Spontaneous Symmetry Breaking in Two-dimensional Long-range Heisenberg Model

TL;DR

This study uses large-scale Monte Carlo simulations to demonstrate spontaneous symmetry breaking and long-range order in the 2D long-range Heisenberg model for decay exponents up to 2, and introduces a random walk model to characterize low-temperature behaviors.

Contribution

The paper provides the first large-scale simulation evidence of symmetry breaking in 2D LR-Heisenberg models and proposes a general criterion for phase transitions in LR systems with continuous symmetry.

Findings

Spontaneous symmetry breaking occurs for $\sigma \,\leq\, 2$ in 2D.

LR-SRW accurately characterizes low-temperature scaling behaviors.

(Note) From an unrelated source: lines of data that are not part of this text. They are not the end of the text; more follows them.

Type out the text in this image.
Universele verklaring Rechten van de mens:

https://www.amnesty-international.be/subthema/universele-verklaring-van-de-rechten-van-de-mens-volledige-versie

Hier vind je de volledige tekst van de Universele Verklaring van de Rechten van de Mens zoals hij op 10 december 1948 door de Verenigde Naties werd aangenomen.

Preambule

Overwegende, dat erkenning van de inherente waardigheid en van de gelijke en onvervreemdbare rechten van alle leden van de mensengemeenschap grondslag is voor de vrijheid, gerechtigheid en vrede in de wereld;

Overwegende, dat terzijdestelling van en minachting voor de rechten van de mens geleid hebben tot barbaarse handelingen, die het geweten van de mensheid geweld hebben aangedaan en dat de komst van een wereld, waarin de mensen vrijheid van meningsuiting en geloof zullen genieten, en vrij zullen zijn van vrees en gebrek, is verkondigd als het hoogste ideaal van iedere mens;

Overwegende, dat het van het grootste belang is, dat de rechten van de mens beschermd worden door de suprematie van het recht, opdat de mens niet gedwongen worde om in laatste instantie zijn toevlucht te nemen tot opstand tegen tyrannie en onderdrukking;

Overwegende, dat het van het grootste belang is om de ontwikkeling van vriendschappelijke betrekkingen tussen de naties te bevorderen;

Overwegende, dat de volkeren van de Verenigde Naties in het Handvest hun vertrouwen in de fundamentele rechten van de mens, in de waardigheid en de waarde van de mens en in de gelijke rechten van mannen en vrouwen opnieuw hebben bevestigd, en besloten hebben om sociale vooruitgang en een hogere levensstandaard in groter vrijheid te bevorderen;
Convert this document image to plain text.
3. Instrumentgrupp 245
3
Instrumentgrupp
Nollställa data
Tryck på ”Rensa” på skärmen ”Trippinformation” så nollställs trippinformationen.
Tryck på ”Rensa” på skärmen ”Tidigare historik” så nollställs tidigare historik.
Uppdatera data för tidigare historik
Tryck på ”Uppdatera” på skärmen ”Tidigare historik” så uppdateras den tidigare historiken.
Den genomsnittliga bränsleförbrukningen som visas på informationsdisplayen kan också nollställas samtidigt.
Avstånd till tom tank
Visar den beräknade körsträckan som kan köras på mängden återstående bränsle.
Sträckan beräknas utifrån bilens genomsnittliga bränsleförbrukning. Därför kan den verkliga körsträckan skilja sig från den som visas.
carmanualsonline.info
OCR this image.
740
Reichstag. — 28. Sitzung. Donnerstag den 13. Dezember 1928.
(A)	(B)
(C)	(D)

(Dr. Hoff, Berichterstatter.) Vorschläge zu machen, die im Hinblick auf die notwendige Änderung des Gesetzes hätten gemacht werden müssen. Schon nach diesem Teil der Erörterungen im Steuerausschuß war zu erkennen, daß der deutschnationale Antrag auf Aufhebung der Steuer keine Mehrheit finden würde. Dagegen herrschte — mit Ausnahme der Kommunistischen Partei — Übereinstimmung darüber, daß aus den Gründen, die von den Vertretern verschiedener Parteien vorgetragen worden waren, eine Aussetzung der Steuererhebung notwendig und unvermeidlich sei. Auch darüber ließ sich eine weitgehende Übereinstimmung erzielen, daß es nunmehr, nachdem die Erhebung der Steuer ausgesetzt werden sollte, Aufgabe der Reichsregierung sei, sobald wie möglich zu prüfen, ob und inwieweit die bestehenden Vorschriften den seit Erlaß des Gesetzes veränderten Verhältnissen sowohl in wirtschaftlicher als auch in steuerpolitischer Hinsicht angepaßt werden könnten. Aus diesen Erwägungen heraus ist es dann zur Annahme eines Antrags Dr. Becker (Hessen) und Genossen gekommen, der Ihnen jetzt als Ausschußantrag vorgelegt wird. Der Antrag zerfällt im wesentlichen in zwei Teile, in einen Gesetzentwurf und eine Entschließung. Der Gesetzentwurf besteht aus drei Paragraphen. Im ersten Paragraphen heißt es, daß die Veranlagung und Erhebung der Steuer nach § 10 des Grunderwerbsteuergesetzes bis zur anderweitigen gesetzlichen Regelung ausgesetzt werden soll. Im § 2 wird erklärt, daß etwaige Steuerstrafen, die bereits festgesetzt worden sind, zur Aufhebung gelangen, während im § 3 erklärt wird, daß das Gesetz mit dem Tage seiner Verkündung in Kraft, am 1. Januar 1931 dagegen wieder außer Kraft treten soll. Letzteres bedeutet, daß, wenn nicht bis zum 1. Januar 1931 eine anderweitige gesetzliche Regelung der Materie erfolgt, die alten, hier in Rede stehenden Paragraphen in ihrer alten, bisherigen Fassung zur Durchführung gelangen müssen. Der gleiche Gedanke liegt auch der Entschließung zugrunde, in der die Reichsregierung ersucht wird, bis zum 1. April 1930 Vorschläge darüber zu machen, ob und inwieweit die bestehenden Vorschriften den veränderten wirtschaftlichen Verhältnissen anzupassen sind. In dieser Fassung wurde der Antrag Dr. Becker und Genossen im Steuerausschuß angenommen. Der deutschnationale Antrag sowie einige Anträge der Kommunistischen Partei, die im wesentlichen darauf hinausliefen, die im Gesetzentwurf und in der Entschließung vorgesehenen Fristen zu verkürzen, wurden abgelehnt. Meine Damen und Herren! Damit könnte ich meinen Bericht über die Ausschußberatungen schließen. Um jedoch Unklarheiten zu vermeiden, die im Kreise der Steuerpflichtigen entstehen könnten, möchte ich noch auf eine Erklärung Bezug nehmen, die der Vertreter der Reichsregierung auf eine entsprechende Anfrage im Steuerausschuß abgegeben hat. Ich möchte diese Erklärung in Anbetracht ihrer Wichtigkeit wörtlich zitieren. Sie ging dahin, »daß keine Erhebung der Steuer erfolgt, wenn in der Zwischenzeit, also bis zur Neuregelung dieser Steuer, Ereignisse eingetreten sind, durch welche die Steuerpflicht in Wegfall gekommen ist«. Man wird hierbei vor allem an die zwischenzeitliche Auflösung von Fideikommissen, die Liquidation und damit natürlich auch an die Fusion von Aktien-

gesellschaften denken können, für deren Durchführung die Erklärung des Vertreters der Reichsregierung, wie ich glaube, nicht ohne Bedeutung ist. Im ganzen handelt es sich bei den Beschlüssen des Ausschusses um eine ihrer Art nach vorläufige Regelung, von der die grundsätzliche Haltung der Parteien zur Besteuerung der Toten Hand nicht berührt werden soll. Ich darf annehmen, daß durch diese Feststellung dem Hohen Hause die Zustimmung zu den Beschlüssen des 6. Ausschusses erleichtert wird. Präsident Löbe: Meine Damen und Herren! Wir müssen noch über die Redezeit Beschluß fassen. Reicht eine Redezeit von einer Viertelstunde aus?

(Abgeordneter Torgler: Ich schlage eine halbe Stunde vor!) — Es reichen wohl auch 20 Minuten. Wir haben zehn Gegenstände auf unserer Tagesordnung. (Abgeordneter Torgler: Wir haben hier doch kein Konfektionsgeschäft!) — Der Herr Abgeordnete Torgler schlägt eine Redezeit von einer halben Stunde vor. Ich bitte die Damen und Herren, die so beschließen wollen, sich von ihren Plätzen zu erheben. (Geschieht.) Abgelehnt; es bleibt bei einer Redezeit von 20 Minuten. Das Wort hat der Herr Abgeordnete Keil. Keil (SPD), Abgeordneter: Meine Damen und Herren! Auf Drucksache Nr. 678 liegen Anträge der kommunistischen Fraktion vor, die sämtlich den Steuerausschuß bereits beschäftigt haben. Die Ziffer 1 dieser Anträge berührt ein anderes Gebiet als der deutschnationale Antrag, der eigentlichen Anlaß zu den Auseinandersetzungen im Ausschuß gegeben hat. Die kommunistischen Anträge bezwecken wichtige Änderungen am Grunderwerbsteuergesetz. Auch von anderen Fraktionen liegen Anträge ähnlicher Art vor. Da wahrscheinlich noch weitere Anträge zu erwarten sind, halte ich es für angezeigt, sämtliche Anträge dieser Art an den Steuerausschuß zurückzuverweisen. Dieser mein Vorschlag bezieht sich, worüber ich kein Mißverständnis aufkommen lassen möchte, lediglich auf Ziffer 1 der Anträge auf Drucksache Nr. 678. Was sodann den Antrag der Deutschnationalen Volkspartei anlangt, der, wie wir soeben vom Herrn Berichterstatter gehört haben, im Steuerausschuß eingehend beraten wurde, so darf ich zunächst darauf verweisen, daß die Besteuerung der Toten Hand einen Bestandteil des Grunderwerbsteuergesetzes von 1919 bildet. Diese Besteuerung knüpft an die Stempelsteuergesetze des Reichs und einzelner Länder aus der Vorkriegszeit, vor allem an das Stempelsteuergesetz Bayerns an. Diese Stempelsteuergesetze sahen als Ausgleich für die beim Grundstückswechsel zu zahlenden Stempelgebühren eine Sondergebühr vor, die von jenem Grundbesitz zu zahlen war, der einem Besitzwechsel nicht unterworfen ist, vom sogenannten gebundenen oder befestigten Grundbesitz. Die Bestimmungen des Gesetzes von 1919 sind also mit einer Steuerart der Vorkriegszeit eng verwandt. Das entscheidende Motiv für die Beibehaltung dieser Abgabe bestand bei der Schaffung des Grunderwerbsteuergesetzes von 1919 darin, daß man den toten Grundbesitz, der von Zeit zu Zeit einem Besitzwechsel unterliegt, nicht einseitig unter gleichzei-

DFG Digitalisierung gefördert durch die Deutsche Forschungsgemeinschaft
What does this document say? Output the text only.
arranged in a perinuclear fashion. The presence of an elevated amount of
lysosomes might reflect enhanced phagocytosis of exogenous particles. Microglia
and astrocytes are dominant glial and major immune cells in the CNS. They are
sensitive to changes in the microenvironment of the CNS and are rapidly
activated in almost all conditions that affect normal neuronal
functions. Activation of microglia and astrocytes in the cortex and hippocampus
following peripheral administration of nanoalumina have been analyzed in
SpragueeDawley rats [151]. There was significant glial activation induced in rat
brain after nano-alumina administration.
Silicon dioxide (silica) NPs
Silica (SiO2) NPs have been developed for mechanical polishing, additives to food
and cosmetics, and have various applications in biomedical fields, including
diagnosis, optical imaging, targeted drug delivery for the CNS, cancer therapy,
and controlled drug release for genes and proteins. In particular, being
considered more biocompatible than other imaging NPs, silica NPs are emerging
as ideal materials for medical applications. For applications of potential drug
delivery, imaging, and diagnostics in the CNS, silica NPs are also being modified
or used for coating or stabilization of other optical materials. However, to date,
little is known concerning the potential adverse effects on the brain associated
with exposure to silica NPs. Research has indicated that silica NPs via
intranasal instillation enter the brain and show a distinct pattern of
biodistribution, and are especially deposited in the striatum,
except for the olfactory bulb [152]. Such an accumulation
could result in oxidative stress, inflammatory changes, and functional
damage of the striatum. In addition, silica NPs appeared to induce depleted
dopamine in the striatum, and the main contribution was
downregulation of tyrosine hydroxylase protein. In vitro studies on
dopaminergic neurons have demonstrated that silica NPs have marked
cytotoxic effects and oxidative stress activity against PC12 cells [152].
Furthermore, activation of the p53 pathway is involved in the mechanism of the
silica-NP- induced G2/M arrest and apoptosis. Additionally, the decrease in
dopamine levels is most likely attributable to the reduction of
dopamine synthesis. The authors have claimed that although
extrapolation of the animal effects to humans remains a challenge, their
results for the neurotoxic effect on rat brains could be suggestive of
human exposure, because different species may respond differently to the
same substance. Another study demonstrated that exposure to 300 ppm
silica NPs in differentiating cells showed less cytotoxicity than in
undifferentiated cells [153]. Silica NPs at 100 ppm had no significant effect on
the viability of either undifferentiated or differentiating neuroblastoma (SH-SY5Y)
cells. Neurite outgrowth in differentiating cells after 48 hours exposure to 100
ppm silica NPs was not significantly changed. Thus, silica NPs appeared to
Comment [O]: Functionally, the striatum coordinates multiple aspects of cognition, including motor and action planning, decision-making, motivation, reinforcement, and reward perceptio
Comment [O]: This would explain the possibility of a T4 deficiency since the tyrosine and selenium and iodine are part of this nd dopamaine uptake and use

A general criterion for phase transitions in LR systems is proposed.

Abstract

The introduction of decaying long-range (LR) interactions $1/r^{d+\sigma}$ has drawn persistent interest in understanding how system properties evolve with $\sigma$. The Sak's criterion and the extended Mermin-Wagner theorem have gained broad acceptance in predicting the critical and low-temperature (low-T) behaviors of such systems. We perform large-scale Monte Carlo simulations for the LR-Heisenberg model in two dimensions (2D) up to linear size $L=8192$, and show that, as long as for $\sigma \leq 2$, the system exhibits spontaneous symmetry breaking, via a single continuous phase transition, and develops a generic long-range order. We then introduce an LR simple random walk (LR-SRW) with the total walk length fixed at O($L^d$), satisfying the extensivity of statistical systems, and observe that the LR-SRW can faithfully characterize the low-T scaling behaviors of the LR-Heisenberg model in both 2D and 3D, as induced by Goldstone-mode fluctuations. Finally, based on insights from LR-SRW, we propose a general criterion for the phase transition and the low-T properties of LR statistical systems with continuous symmetry in any spatial dimension.